Jermyn Street Theatre – until 24 January 2026
Reviewed by Claire Roderick
4 ****
The claustrophobic atmosphere that builds in Lyle Kessler’s strange and tense play is palpable as the contained lives of two brothers are upended by a stranger.
Since the death of their mother, Treat (Chris Walley) has taken care of his brother Phillip (Fred Woodley Evans) in their dilapidated old row house in North Philadelphia – Sarah Beaton’s atmospheric set beautifully conveying a sense of building and life in disrepair. Treat makes enough money for them to survive by going out every day and robbing people, while Phillip never leaves the house. Phillip’s dangerous allergic reaction years ago is the reason for Phillip’s isolation, fearful of breathing the air outside. This isolation feels like captivity to the audience as Treat’s behaviour towards his brother is ambiguous: is he caring for his brother out of love, guilt, duty, the need to be needed himself, or to feel power over someone? Treated like a child by his brother, Phillip is more capable and wilier than he acts. Treat is comfortable thinking that Phillip spends his time alone looking out the window or hiding in the closet, but Phillip has a hidden stash of books and devours reruns of old movies on TV as a window to life and society outside – albeit a vision of life from decades before. Again, whether he is hiding his true self to appease his brother or girding himself quietly for a rebellion is never made clear.

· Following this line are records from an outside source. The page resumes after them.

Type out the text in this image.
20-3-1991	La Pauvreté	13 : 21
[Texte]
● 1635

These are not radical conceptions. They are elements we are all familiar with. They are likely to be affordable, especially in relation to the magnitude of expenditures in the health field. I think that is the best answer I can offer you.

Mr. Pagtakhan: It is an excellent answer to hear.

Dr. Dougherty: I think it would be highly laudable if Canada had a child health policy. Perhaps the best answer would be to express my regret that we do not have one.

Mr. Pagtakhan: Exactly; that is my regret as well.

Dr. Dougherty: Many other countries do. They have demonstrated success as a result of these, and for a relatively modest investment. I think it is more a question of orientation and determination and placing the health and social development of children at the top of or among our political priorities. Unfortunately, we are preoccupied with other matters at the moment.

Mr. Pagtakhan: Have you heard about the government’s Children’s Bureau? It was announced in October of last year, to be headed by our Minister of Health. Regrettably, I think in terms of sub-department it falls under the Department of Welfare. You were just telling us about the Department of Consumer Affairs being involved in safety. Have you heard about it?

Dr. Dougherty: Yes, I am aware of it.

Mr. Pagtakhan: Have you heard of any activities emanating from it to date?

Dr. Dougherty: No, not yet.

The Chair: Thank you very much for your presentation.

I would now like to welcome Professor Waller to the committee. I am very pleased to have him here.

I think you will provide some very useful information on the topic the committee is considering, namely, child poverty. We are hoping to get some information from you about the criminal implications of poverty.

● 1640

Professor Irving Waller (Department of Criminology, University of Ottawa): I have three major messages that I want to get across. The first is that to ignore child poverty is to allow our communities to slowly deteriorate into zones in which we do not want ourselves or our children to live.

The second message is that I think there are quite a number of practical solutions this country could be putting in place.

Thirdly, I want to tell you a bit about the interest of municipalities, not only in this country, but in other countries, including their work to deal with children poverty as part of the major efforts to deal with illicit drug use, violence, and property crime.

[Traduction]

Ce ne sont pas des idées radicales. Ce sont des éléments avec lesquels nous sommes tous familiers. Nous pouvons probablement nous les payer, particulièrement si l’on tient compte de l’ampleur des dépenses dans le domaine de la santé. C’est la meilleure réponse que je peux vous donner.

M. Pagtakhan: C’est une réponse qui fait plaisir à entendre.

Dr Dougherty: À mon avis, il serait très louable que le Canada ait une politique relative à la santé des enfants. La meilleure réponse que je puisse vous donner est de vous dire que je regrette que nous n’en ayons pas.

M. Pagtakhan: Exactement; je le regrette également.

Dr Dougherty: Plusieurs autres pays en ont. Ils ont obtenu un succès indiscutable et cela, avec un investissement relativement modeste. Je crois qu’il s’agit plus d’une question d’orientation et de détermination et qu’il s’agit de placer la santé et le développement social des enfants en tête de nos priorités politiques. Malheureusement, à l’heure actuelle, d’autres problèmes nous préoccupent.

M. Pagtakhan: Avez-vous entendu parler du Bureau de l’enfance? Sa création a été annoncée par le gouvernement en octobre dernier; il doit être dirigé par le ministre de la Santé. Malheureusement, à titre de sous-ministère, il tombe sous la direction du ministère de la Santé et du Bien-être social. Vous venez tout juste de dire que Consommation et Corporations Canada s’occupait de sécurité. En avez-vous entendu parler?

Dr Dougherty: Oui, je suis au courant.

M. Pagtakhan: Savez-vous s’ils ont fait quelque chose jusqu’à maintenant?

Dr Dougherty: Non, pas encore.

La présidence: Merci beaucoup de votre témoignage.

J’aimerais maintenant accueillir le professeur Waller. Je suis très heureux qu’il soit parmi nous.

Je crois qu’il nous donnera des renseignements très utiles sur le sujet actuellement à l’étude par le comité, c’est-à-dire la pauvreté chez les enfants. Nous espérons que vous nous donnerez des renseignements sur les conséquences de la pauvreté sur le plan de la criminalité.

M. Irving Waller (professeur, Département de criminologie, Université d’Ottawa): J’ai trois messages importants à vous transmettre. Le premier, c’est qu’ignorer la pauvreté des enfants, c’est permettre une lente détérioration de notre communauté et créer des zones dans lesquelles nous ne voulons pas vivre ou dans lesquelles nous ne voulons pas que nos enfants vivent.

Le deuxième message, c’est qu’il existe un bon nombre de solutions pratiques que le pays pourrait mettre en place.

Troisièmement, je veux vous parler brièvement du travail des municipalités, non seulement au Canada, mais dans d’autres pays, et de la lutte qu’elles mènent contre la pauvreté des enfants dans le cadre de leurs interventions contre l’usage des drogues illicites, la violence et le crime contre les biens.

Whatever their motivations, life plods along for the brothers until Treat walks in with a drunken stranger, planning to rob him. When he opens his briefcase and finds stock certificates worth a small fortune, the plan changes to kidnap. Unfortunately for Treat, Frank (Forbes Masson) is not an ideal victim, quickly winning over Phillip and eventually taking the more suspicious Treat under his wing and giving him shady assignments as his bodyguard. Frank is also an orphan, and his tales of life in a Chicago orphanage and seemingly tall tales of his adult life are met with incredulity by Treat and wild-eyed wonder by Phillip. Again, who Frank is, and what his motives for staying with the brothers are never explicit as his erratic behaviour suggests that he could be simply hiding out, cruelly manipulating or feeling genuine empathy in swift rotation. All three men are emotionally scarred by the lack of parental love, and their reactions are childlike – violent, but childlike – as the battle for Phillip’s affections rumbles on.
The cast are simply magnificent. Chris Walley is a powder keg of pent-up anger and fear as Treat, Fred Woodley Evans nails the innocence of Phillip, and Forbes Masson is weirdly stomach churning as Frank – like a Teddy Bear with a reptilian soul. All three make the audience care about these unpalatable characters as the outside world catches up with them. Al Miller leans into the dark humour and sense of abandonment of the characters and Kessler’s writing, and the result is soberingly intriguing.